Perhaps it is to protect readers from the ‘awful’ potty mouth of Frankie Boyle. Yet choosing not to say an offensive word is only offensive to the maturity of one’s audience.
That said, the most perplexing aspect of the aforementioned coverage of Frankie Boyle’s axed sketch wasn’t even the censorship or inaccuracies – but the hypocrisy involved.
Misquotes aside, it’s fair to say that everyone reporting on Boyle’s ‘offensive’ jokes seemed to agree on one thing: that the BBC was right to axe him from their programme, as the comedian’s words were so awful they didn’t deserve to be repeated on air. So what did these papers do instead? Repeat them in print. Some even went above and beyond the call of duty by posting videos of other offensive Boyle routines, or supplementing them with screenshots of angry Tweets. This strikes me as odd – after all, if Frankie Boyle is so sick, why repeat his words for all to hear? Doesn’t that just give him the sort of PR that only imprudently perpetuates his popularity?
Frankie Boyle hasn’t been the only recent target of this hypocritical and sensationalist method of reporting. Family Guy creator Seth MacFarlane sparked similar controversy last month after hosting an Oscars ceremony that many publications condemned as “juvenile”, “disgusting” and “sexist”. Why the uproar? There’s a good chance that jokes about Chris Brown beating Rihanna, Zero Dark Thirty being “a celebration of every woman's innate ability to never ever let anything go” and a particularly evocative singing number – entitled “we saw your boobs” – had something to do with it.

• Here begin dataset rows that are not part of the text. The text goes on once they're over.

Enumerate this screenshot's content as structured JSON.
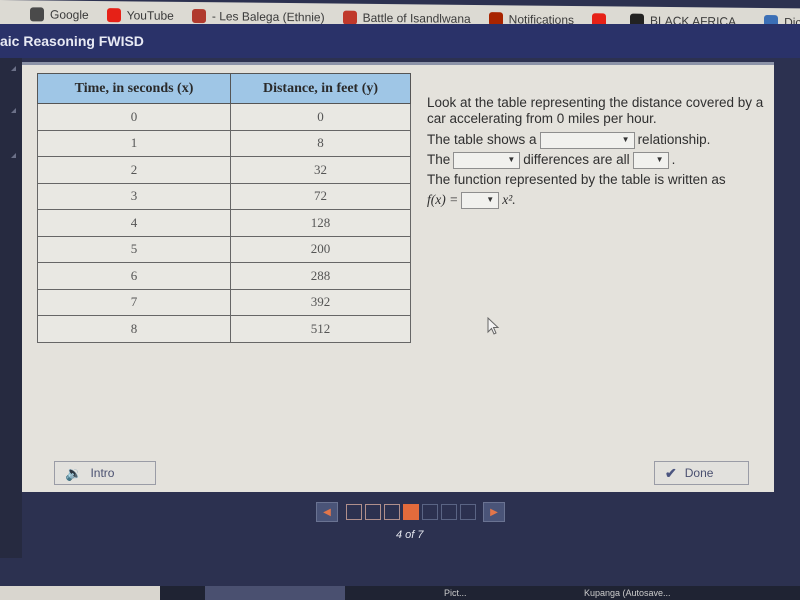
{
  "browser": {
    "bookmarks": [
      {
        "label": "Google",
        "icon": "google-icon",
        "color": "#4a4a4a"
      },
      {
        "label": "YouTube",
        "icon": "youtube-icon",
        "color": "#e62117"
      },
      {
        "label": "- Les Balega (Ethnie)",
        "icon": "globe-icon",
        "color": "#b03a2e"
      },
      {
        "label": "Battle of Isandlwana",
        "icon": "bb-icon",
        "color": "#c0392b"
      },
      {
        "label": "Notifications",
        "icon": "quora-icon",
        "color": "#a82400"
      },
      {
        "label": "",
        "icon": "youtube-icon",
        "color": "#e62117"
      },
      {
        "label": "BLACK AFRICA...",
        "icon": "cap-icon",
        "color": "#222222"
      },
      {
        "label": "Dictionary definitio...",
        "icon": "dictionary-icon",
        "color": "#3b6fb6"
      }
    ]
  },
  "header": {
    "title": "aic Reasoning FWISD"
  },
  "table": {
    "columns": [
      "Time, in seconds (x)",
      "Distance, in feet (y)"
    ],
    "rows": [
      [
        "0",
        "0"
      ],
      [
        "1",
        "8"
      ],
      [
        "2",
        "32"
      ],
      [
        "3",
        "72"
      ],
      [
        "4",
        "128"
      ],
      [
        "5",
        "200"
      ],
      [
        "6",
        "288"
      ],
      [
        "7",
        "392"
      ],
      [
        "8",
        "512"
      ]
    ]
  },
  "question": {
    "prompt": "Look at the table representing the distance covered by a car accelerating from 0 miles per hour.",
    "line1_pre": "The table shows a",
    "line1_post": "relationship.",
    "line2_pre": "The",
    "line2_mid": "differences are all",
    "line2_post": ".",
    "line3": "The function represented by the table is written as",
    "fx_label": "f(x) =",
    "fx_post": "x².",
    "dropdowns": {
      "relationship": "",
      "differences_type": "",
      "differences_value": "",
      "coefficient": ""
    },
    "dropdown_arrow": "▼"
  },
  "buttons": {
    "intro_label": "Intro",
    "intro_icon": "🔉",
    "done_label": "Done",
    "done_icon": "✔"
  },
  "pager": {
    "current": 4,
    "total": 7,
    "label": "4 of 7",
    "prev_icon": "◀",
    "next_icon": "▶",
    "accent": "#e36b3c"
  },
  "taskbar": {
    "items": [
      "",
      "Pict...",
      "Kupanga (Autosave..."
    ]
  }
}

Yet again, one can’t help but wonder: if Seth MacFarlane’s jokes were so offensive, why transcribe them for the whole web to see? These foolish attempts to publicly shame comedians are self-defeating at best. Last week, one writer for The Telegraph called for a public boycott of Frankie Boyle, and I’ll bet Boyle was over the moon about it – after all, a comedian who’s made his name being rude can’t buy that kind of PR!
No one can argue that comics like Seth MacFarlane and Frankie Boyle are offensive. That’s their comedic niche, and it’s a very acquired taste – and one I’ll neither condone nor condemn. Yet what I do condemn is when the press truly disdain someone so much that they’re willing to publish lazily written stories about them that are filled with faulty facts and misquotes - which only further a comedian's cause by repeating their jokes. After all, if you want a comedian to disappear, shouldn’t you just stop talking about them?